Prosperity preachers began to refashion their ministers into sleeker, more inclusive forms in the early 1990s. More than a decade removed from the scandals wrought by the prosperity stars of the 70s, the movement now had people from all walks of life, talking in ways that a broader audience could relate to. Bowler writes that “the movement had developed a smooth new language and style of persuasion that admirably fit the times.”

Prosperity teaching began to filter into churches nationwide via all types of media. No longer was prosperity preaching done only by Pentecostals and practiced by only the lower classes. It became a reasonable practice of Christian faith for all.

Yet, these ideas about the availability of wealth do not square with the evidence. Given that the average person does not have more than $1,000 in a savings account, can’t afford an extra expense of $500 without using credit, and has experienced food and/or housing insecurity at some point in their life, it is apparent that theologies of prosperity are not impacting the material realities of those who believe them.

Despite their ability to fit the sensibilities of the day, these theologies still legitimize the ills of society and place the blame for systemic injustice at the feet of the defenseless. Prosperity theologies obscure the strong cultural and institutional critique that can be found in the scriptures and in liberation theologies of marginalized communities.

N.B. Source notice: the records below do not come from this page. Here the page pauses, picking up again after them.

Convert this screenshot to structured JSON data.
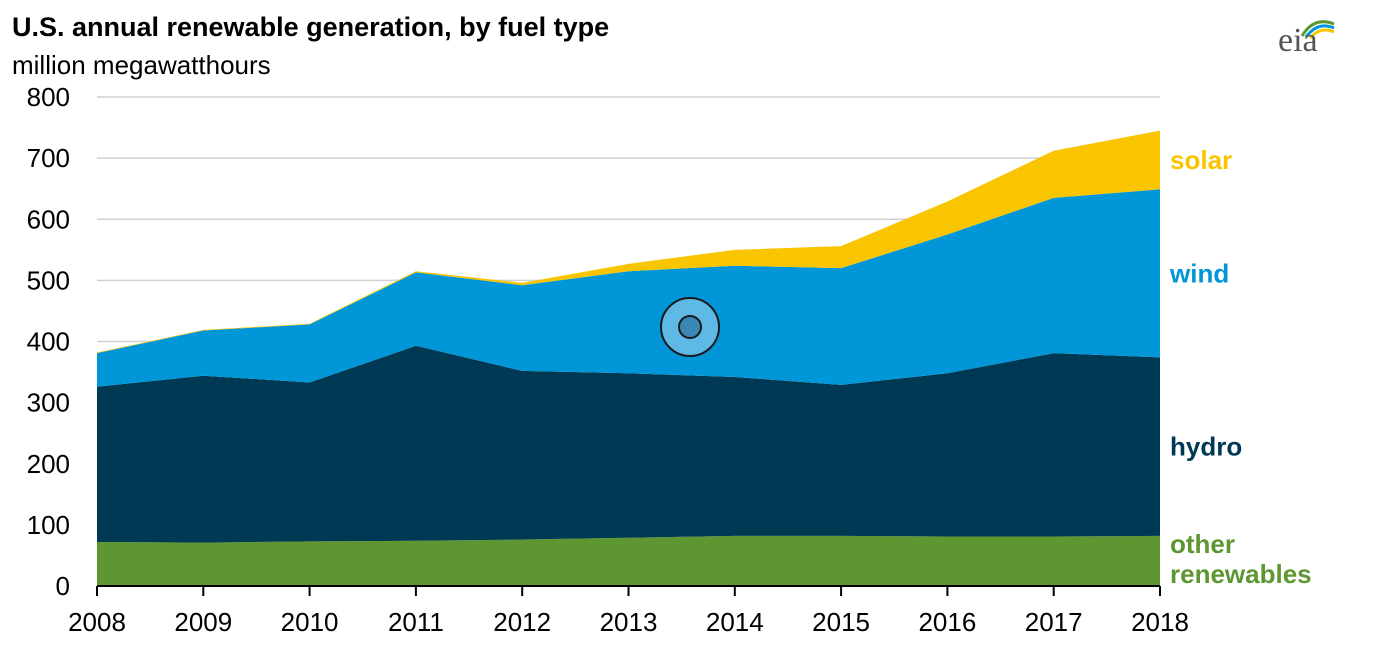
{
  "chart_data": {
    "type": "area",
    "stacked": true,
    "title": "U.S. annual renewable generation, by fuel type",
    "subtitle": "million megawatthours",
    "xlabel": "",
    "ylabel": "",
    "x": [
      2008,
      2009,
      2010,
      2011,
      2012,
      2013,
      2014,
      2015,
      2016,
      2017,
      2018
    ],
    "ylim": [
      0,
      800
    ],
    "yticks": [
      0,
      100,
      200,
      300,
      400,
      500,
      600,
      700,
      800
    ],
    "grid": true,
    "series": [
      {
        "name": "other renewables",
        "color": "#5e9732",
        "values": [
          72,
          71,
          73,
          74,
          76,
          79,
          82,
          82,
          81,
          81,
          82
        ]
      },
      {
        "name": "hydro",
        "color": "#003953",
        "values": [
          254,
          273,
          260,
          319,
          276,
          269,
          260,
          247,
          267,
          300,
          292
        ]
      },
      {
        "name": "wind",
        "color": "#0096d7",
        "values": [
          55,
          74,
          95,
          120,
          140,
          167,
          182,
          191,
          227,
          254,
          275
        ]
      },
      {
        "name": "solar",
        "color": "#f9c500",
        "values": [
          1,
          1,
          1,
          2,
          4,
          12,
          26,
          36,
          54,
          77,
          96
        ]
      }
    ],
    "series_labels": {
      "solar": "solar",
      "wind": "wind",
      "hydro": "hydro",
      "other_line1": "other",
      "other_line2": "renewables"
    }
  },
  "logo": {
    "text": "eia"
  }
}
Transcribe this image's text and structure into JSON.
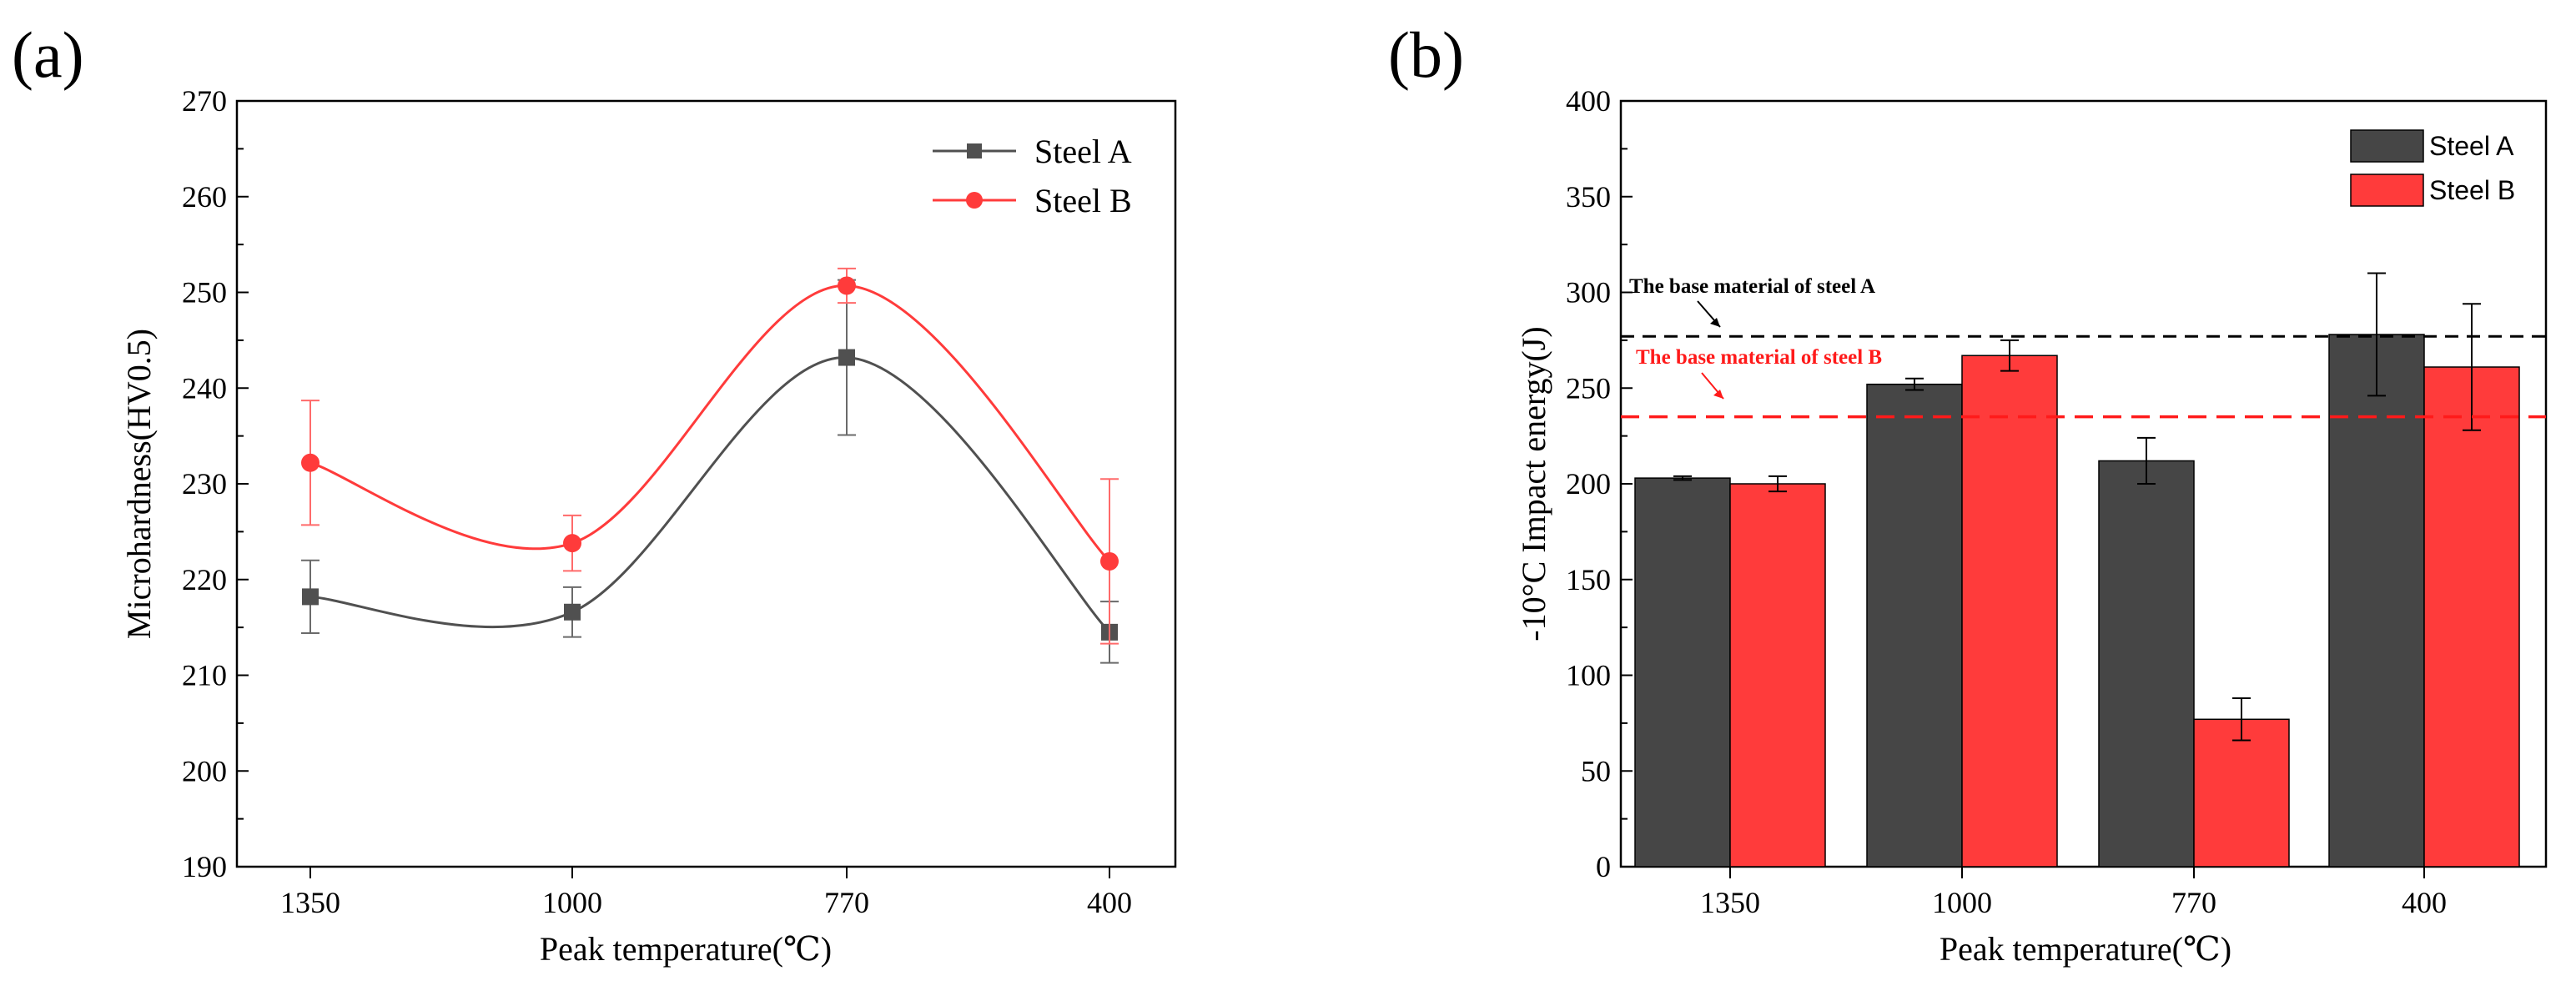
{
  "chart_data": [
    {
      "panel_label": "(a)",
      "type": "line",
      "categories": [
        "1350",
        "1000",
        "770",
        "400"
      ],
      "xlabel": "Peak temperature(℃)",
      "ylabel": "Microhardness(HV0.5)",
      "ylim": [
        190,
        270
      ],
      "yticks": [
        "190",
        "200",
        "210",
        "220",
        "230",
        "240",
        "250",
        "260",
        "270"
      ],
      "grid": false,
      "legend_position": "top-right",
      "series": [
        {
          "name": "Steel A",
          "color": "#505050",
          "marker": "square",
          "values": [
            218.2,
            216.6,
            243.2,
            214.5
          ],
          "errors": [
            3.8,
            2.6,
            8.1,
            3.2
          ]
        },
        {
          "name": "Steel B",
          "color": "#ff3b3b",
          "marker": "circle",
          "values": [
            232.2,
            223.8,
            250.7,
            221.9
          ],
          "errors": [
            6.5,
            2.9,
            1.8,
            8.6
          ]
        }
      ]
    },
    {
      "panel_label": "(b)",
      "type": "bar",
      "categories": [
        "1350",
        "1000",
        "770",
        "400"
      ],
      "xlabel": "Peak temperature(℃)",
      "ylabel": "-10°C Impact energy(J)",
      "ylim": [
        0,
        400
      ],
      "yticks": [
        "0",
        "50",
        "100",
        "150",
        "200",
        "250",
        "300",
        "350",
        "400"
      ],
      "grid": false,
      "legend_position": "top-right",
      "series": [
        {
          "name": "Steel A",
          "color": "#464646",
          "values": [
            203,
            252,
            212,
            278
          ],
          "errors": [
            1,
            3,
            12,
            32
          ]
        },
        {
          "name": "Steel B",
          "color": "#ff3b3b",
          "values": [
            200,
            267,
            77,
            261
          ],
          "errors": [
            4,
            8,
            11,
            33
          ]
        }
      ],
      "reference_lines": [
        {
          "label": "The base material of steel A",
          "value": 277,
          "color": "#000000"
        },
        {
          "label": "The base material of steel B",
          "value": 235,
          "color": "#ff1a1a"
        }
      ]
    }
  ]
}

But labeling all prosperity beliefs as greedy, unlearned, or uncultured will not rectify the issue. Problematic as they are, these are the beliefs of everyday people who are using theology to address the lack of basic necessities in their lives. And in light of the evidence presented, prosperity for many of them would merely mean consistent access to these necessities. For these people, academic theological practice is not accessible and fails to present an answer for their daily struggles.

The danger is not that someone is believing in “wrong” or “bad” theology. Rather, it is that the prosperity gospel does precious little to urge adherents to create a better world for themselves or their neighbors. It posits Trump as someone to admire rather than oppose. It makes racism, sexism, and poverty personal issues instead of societal sins.

To continue to support theologies of prosperity is to ignore the evidence of the financial peril that many people people—including those who voted for Trump—now live with. In a time when so many people have lost so much and stand to lose even more, prosperity theologies may have softened their edges, but the danger they pose remains the same.